If the app's database is damaged/corrupted, nothing will work except reflash. I have similar issue on the interop-unlocked L-822; OneDrive somehow become non-working, standard store update is not working. I tried to delete the app using some tricks (like changing date for hundred years, corecon operations, physical app deletion from the phone storage - no luck at all). But this is a test handset and I actually don't care about OneDrive health.


----------



## mjz2cool (Jan 25, 2016)

sensboston said:


> If the app's database is damaged/corrupted, nothing will work except reflash.
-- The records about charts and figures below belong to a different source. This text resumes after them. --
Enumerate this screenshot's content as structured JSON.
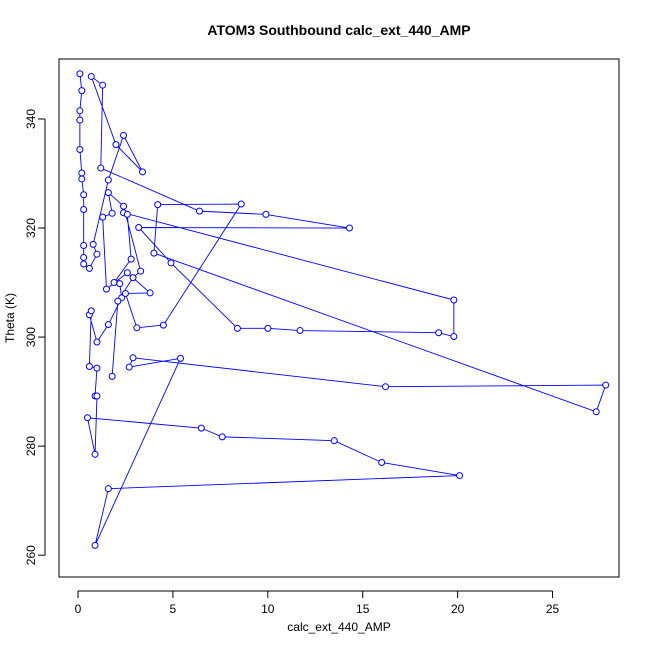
{
  "chart_data": {
    "type": "line",
    "title": "ATOM3 Southbound calc_ext_440_AMP",
    "xlabel": "calc_ext_440_AMP",
    "ylabel": "Theta (K)",
    "xlim": [
      -1,
      28.5
    ],
    "ylim": [
      256,
      351
    ],
    "xticks": [
      0,
      5,
      10,
      15,
      20,
      25
    ],
    "yticks": [
      260,
      280,
      300,
      320,
      340
    ],
    "series_color": "#0000ff",
    "marker": "open-circle",
    "grid": false,
    "series": [
      {
        "values": [
          [
            0.1,
            348.3
          ],
          [
            0.2,
            345.2
          ],
          [
            0.1,
            341.5
          ],
          [
            0.1,
            339.8
          ],
          [
            0.1,
            334.4
          ],
          [
            0.2,
            330.1
          ],
          [
            0.2,
            329.0
          ],
          [
            0.3,
            326.1
          ],
          [
            0.3,
            323.4
          ],
          [
            0.3,
            316.8
          ],
          [
            0.3,
            314.6
          ],
          [
            0.3,
            313.4
          ],
          [
            0.6,
            312.6
          ],
          [
            1.0,
            315.2
          ],
          [
            0.8,
            317.0
          ],
          [
            1.6,
            328.8
          ],
          [
            2.4,
            337.0
          ],
          [
            3.4,
            330.3
          ],
          [
            2.0,
            335.3
          ],
          [
            0.7,
            347.8
          ],
          [
            1.3,
            346.2
          ],
          [
            1.2,
            331.0
          ],
          [
            6.4,
            323.1
          ],
          [
            9.9,
            322.5
          ],
          [
            14.3,
            320.0
          ],
          [
            3.2,
            320.1
          ],
          [
            4.9,
            313.6
          ],
          [
            8.4,
            301.6
          ],
          [
            10.0,
            301.6
          ],
          [
            11.7,
            301.2
          ],
          [
            19.0,
            300.8
          ],
          [
            19.8,
            300.1
          ],
          [
            19.8,
            306.8
          ],
          [
            2.4,
            322.8
          ],
          [
            2.6,
            322.5
          ],
          [
            2.8,
            314.3
          ],
          [
            1.9,
            310.0
          ],
          [
            2.2,
            309.8
          ],
          [
            2.3,
            307.2
          ],
          [
            1.6,
            302.3
          ],
          [
            1.0,
            299.1
          ],
          [
            0.6,
            304.1
          ],
          [
            0.7,
            304.8
          ],
          [
            0.6,
            294.6
          ],
          [
            1.0,
            294.3
          ],
          [
            0.9,
            289.2
          ],
          [
            1.0,
            289.2
          ],
          [
            0.9,
            278.5
          ],
          [
            0.5,
            285.2
          ],
          [
            6.5,
            283.3
          ],
          [
            7.6,
            281.7
          ],
          [
            13.5,
            281.0
          ],
          [
            16.0,
            277.0
          ],
          [
            20.1,
            274.6
          ],
          [
            1.6,
            272.2
          ],
          [
            0.9,
            261.8
          ],
          [
            5.4,
            296.1
          ],
          [
            2.7,
            294.5
          ],
          [
            2.9,
            296.2
          ],
          [
            16.2,
            290.9
          ],
          [
            27.8,
            291.2
          ],
          [
            27.3,
            286.3
          ],
          [
            4.0,
            315.4
          ],
          [
            4.2,
            324.3
          ],
          [
            8.6,
            324.4
          ],
          [
            4.5,
            302.2
          ],
          [
            3.1,
            301.7
          ],
          [
            2.5,
            308.0
          ],
          [
            3.8,
            308.1
          ],
          [
            2.6,
            311.8
          ],
          [
            1.5,
            308.8
          ],
          [
            1.3,
            322.0
          ],
          [
            1.8,
            322.7
          ],
          [
            1.6,
            326.5
          ],
          [
            2.4,
            324.0
          ],
          [
            3.3,
            312.1
          ],
          [
            2.9,
            310.9
          ],
          [
            2.1,
            306.6
          ],
          [
            1.8,
            292.8
          ]
        ]
      }
    ]
  }
}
I have similar issue on the interop-unlocked L-822; OneDrive somehow become non-working, standard store update is not working. I tried to delete the app using some tricks (like changing date for hundred years, corecon operations, physical app deletion from the phone storage - no luck at all). But this is a test handset and I actually don't care about OneDrive health.

Click to collapse



yeah, already back to 8.1, i'll just wait for the windows 10 mobile release


----------



## winphoneuser (Mar 30, 2016)

Looks like something similar on my Lumia 640 with TeamViewer: Remote Control and release version of W10M (10586.107 > 10586.164) obtained via Upgrade Advisor

Link for WinAppDeployCmd is busted  Also, it were named x86, is this ok if I have x64 Win 10 Home to use with it if I`ll found it somewhere else?


----------



## w.bogdan (Mar 30, 2016)

winphoneuser said:


> Looks like something similar on my Lumia 640 with TeamViewer: Remote Control and release version of W10M (10586.107 > 10586.164) obtained via Upgrade Advisor
> Link for WinAppDeployCmd is busted  Also, it were named x86, is this ok if I have x64 Win 10 Home to use with it if I`ll found it somewhere else?

Click to collapse



Link updated http://wikisend.com/download/350314/WinAppDeploy-x86_en-us.msi.zip, you can use it on Win x64


----------